I would rather you use the word Israelis them just the blanket Jews. The secular Jews in Israel are angry as hell
 

Rasselas

Former Staff
Feb 2010
67,479
42,851
valid location
#99
The issue is directed specifically with business contracts signed with the state. Not with individuals or state employees. Have made my points numerous times and you seem to be simply dismissing them out of hand because they conflict with your opinion.

We do appear to be going in circles here.

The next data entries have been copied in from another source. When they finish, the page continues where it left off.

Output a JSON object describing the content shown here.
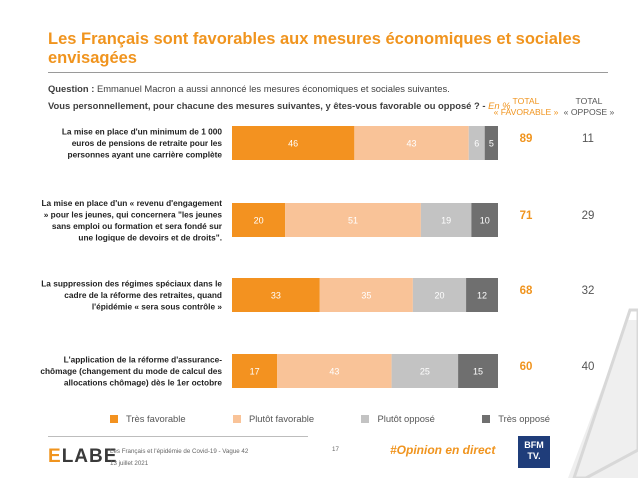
{
  "title": "Les Français sont favorables aux mesures économiques et sociales envisagées",
  "question": {
    "label": "Question :",
    "line1": " Emmanuel Macron a aussi annoncé les mesures économiques et sociales suivantes.",
    "line2": "Vous personnellement, pour chacune des mesures suivantes, y êtes-vous favorable ou opposé ? - ",
    "unit": "En %"
  },
  "column_headers": {
    "favorable_line1": "TOTAL",
    "favorable_line2": "« FAVORABLE »",
    "oppose_line1": "TOTAL",
    "oppose_line2": "« OPPOSE »"
  },
  "colors": {
    "tres_favorable": "#f39220",
    "plutot_favorable": "#f9c398",
    "plutot_oppose": "#c3c3c3",
    "tres_oppose": "#6f6f6f",
    "accent": "#f0941e"
  },
  "chart_data": {
    "type": "bar",
    "orientation": "horizontal-stacked",
    "unit": "En %",
    "categories": [
      [
        "La mise en place d'un minimum de 1 000",
        "euros de pensions de retraite pour les",
        "personnes ayant une carrière complète"
      ],
      [
        "La mise en place d'un « revenu d'engagement",
        "» pour les jeunes, qui concernera \"les jeunes",
        "sans emploi ou formation et sera fondé sur",
        "une logique de devoirs et de droits\"."
      ],
      [
        "La suppression des régimes spéciaux dans le",
        "cadre de la réforme des retraites, quand",
        "l'épidémie « sera sous contrôle »"
      ],
      [
        "L'application de la réforme d'assurance-",
        "chômage (changement du mode de calcul des",
        "allocations chômage) dès le 1er octobre"
      ]
    ],
    "series": [
      {
        "name": "Très favorable",
        "values": [
          46,
          20,
          33,
          17
        ]
      },
      {
        "name": "Plutôt favorable",
        "values": [
          43,
          51,
          35,
          43
        ]
      },
      {
        "name": "Plutôt opposé",
        "values": [
          6,
          19,
          20,
          25
        ]
      },
      {
        "name": "Très opposé",
        "values": [
          5,
          10,
          12,
          15
        ]
      }
    ],
    "total_favorable": [
      89,
      71,
      68,
      60
    ],
    "total_oppose": [
      11,
      29,
      32,
      40
    ],
    "xlim": [
      0,
      100
    ],
    "legend_position": "bottom"
  },
  "footer": {
    "logo_part1": "E",
    "logo_part2": "LABE",
    "source_line1": "Les Français et l'épidémie de Covid-19 - Vague 42",
    "source_line2": "13 juillet 2021",
    "page_number": "17",
    "hashtag": "#Opinion en direct",
    "partner_line1": "BFM",
    "partner_line2": "TV."
  }
}
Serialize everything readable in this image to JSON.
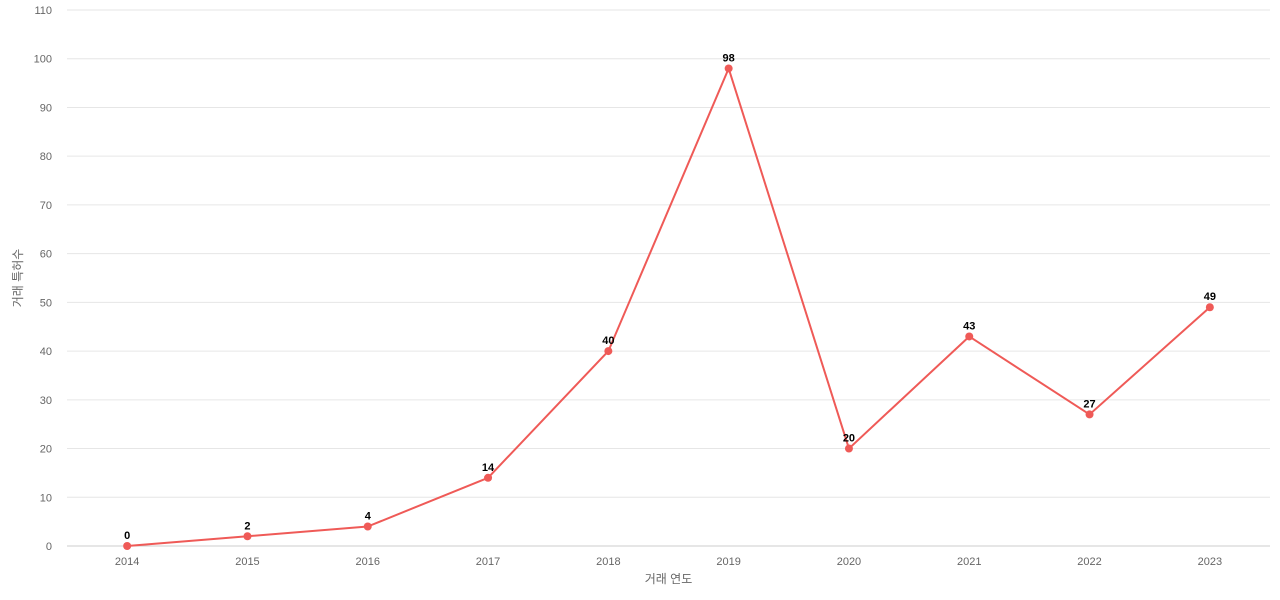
{
  "chart_data": {
    "type": "line",
    "categories": [
      "2014",
      "2015",
      "2016",
      "2017",
      "2018",
      "2019",
      "2020",
      "2021",
      "2022",
      "2023"
    ],
    "series": [
      {
        "values": [
          0,
          2,
          4,
          14,
          40,
          98,
          20,
          43,
          27,
          49
        ]
      }
    ],
    "xlabel": "거래 연도",
    "ylabel": "거래 특허수",
    "ylim": [
      0,
      110
    ],
    "yticks": [
      0,
      10,
      20,
      30,
      40,
      50,
      60,
      70,
      80,
      90,
      100,
      110
    ],
    "grid": true,
    "data_labels": true,
    "colors": {
      "line": "#ef5a57",
      "marker": "#ef5a57",
      "grid": "#e6e6e6"
    }
  }
}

You can have the last word...
And my point has been that the state could simply turn every employee into a contractor and control the politics of its entire workforce. That's what I've been saying this whole time, and you've never responded to it. I haven't been ignoring your point, I've been challenging it and you've been avoiding it. You want me to have the last word? That's just another way to avoid the point I'm making.
 
Likes: NightSwimmer

Ian Jeffrey

Council Hall
Mar 2013
70,676
38,522
Vulcan, down the street from Darth Vader
And my point has been that the state could simply turn every employee into a contractor and control the politics of its entire workforce.
It really cannot do that, as the courts would find the folks now called "contractors" instead of "employees" are still employees within the meaning of the law no matter what they are called. Substance over form prevails.

It is like that old joke: how many legs does a dog have, if you call the tail a leg? Answer: four; calling the tail a leg does not make it one.